See Hommel v. Micco, 76 Ohio App. 3d 690 (Ohio Ct of App. 1991).


Taxation
Taxation of an LP is generally identical to that of a general partnership. This means that profits and losses are passed through to both the GP(s) and LP(s) on the basis of the LP agreement. If the agreement does not specify how the tax liability is to be apportioned, the liability will be assessed based on percentage of ownership in the partnership. It is worth noting that in most cases, distributions made by the LP to the partners are at the sole discretion of the general partner. However, in order to create the most tax-beneficial system, the general partner will often consider the tax considerations of the constituent limited partners when allocating and timing losses and profits.

EXAMPLE: Mabel and Marvin’s partnership has been doing great business this year and it has earned huge profits. Mabel, as the GP, would like to keep the funds in the firm in order to provide operating capital for new investments. However, she knows that Marvin, as the LP, has had problems with his other businesses this year and has generated huge losses from those activities. Given this situation, Mabel might choose to make a distribution to Marvin this year, knowing that the tax liability from the partnership’s gains will be offset in Marvin’s tax bill by his other losses.

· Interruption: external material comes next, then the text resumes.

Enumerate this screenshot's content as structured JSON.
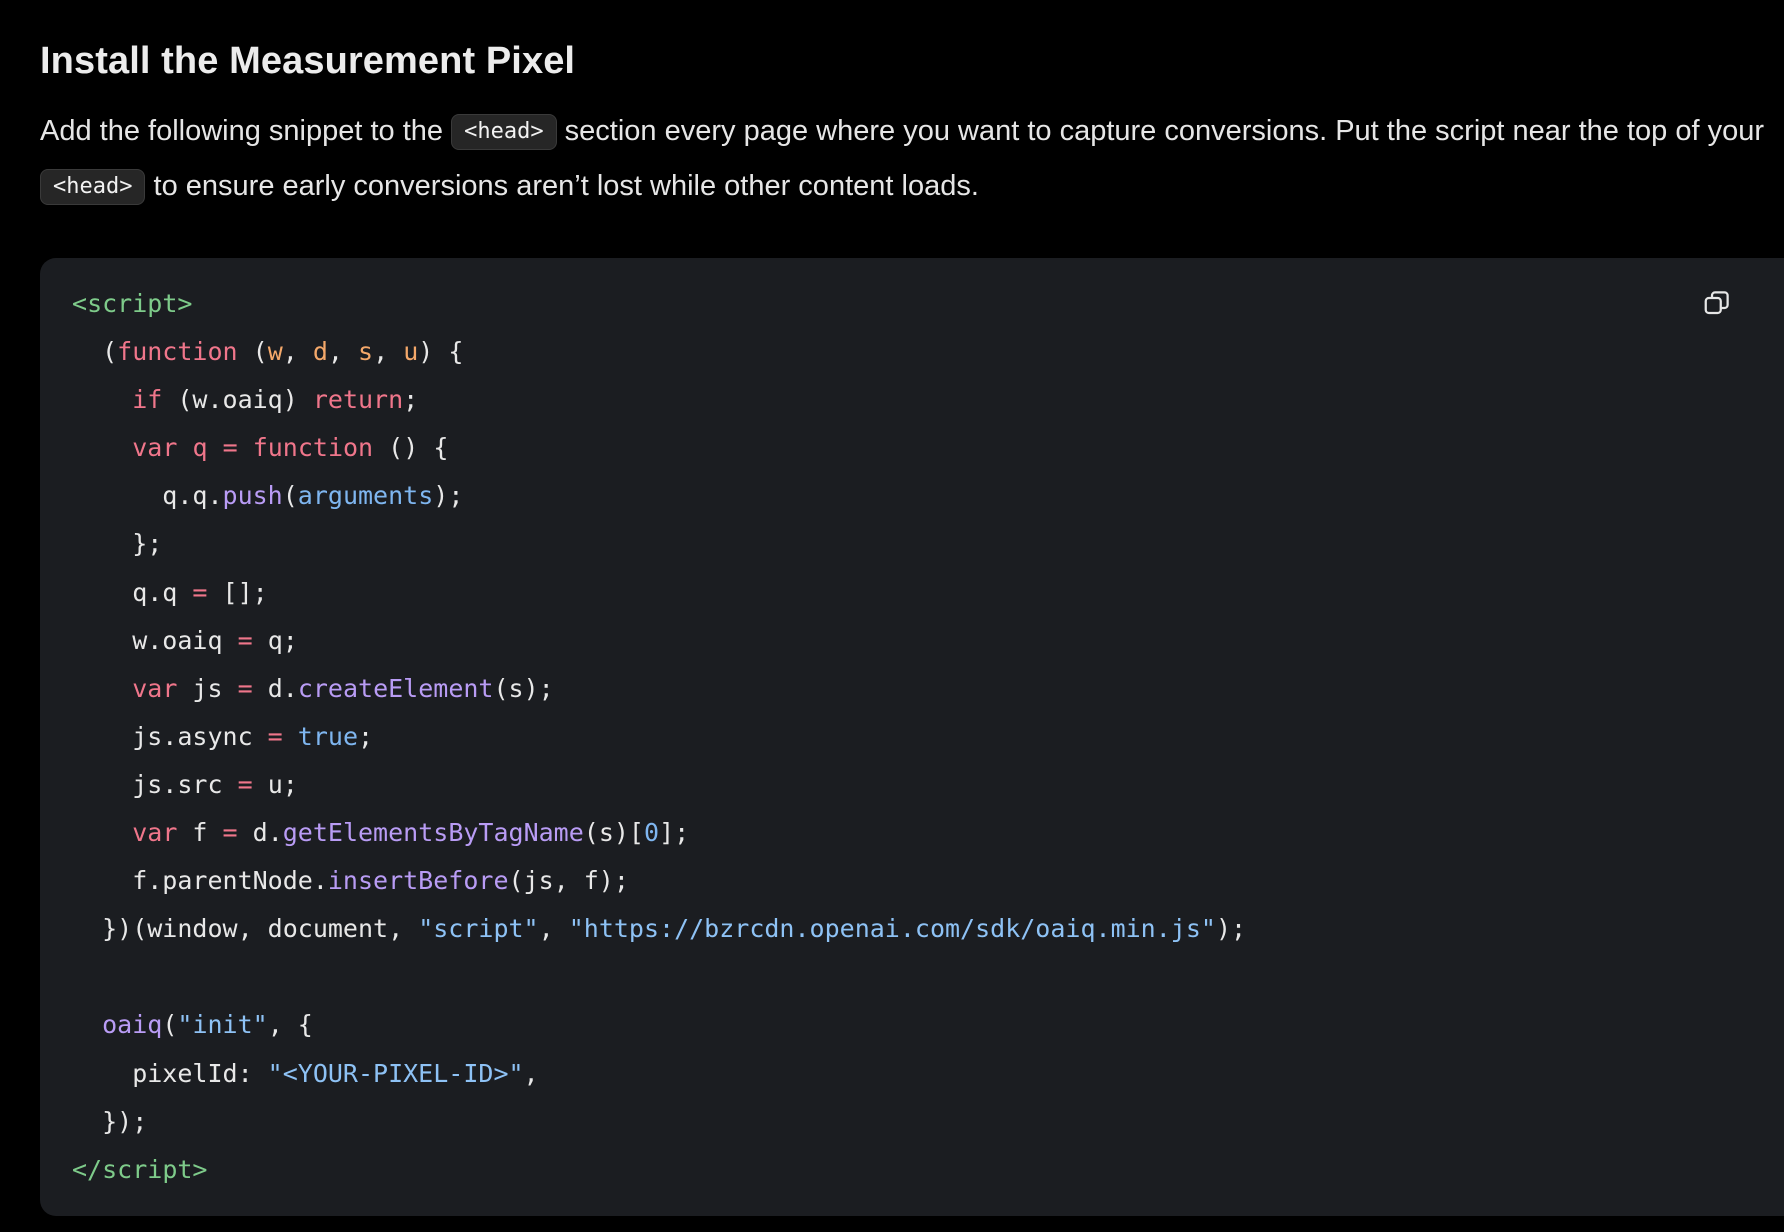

Capitalization and Fund Raising
Capitalization of an LP is made in the same manner as that of a general partnership. The LP, and frequently the GP, make capital contributions to fund the firm. As additional funds are needed, they may be raised through traditional funding mechanisms, such as banks, or through additional requests for capital (so-called "capital calls") from the LP's.


Liquidity
Both GPs and LPs are empowered with the right to transfer their interests (i.e. capital accounts) in the partnership. See Fla. Stat. § 620.152. The result, while not dissolving the partnership explicitly, is a situation where the new owner of the interest has financial rights in those interests, but does not have the resulting rights of control, and is not, in fact, a partner.

Well, a partner can’t transfer his or her entire transferable interest, or that would be grounds for expulsion. So, the example below, while correct, I think gives the wrong idea about transferring interests, because Ryan sold his entire transferable interest and left.

EXAMPLE: Brian (GP) and Ryan (LP) are partners in a limited partnership. Ryan has decided that he wants to move to the Andes mountains and raise alpacas for a living. As such, he has decided to sell his interest in the partnership. Ryan sells his interest to Ty in return for cash, and gets on a plane. Ty, though now the legal owner of Ryan’s actual interest in the partnership, is not a partner in the firm and does not have the status as an LP. If Ty wished to have such a status, he would have to request that he and Brian alter the partnership agreement - or create a new one - that gives him the status of an LP.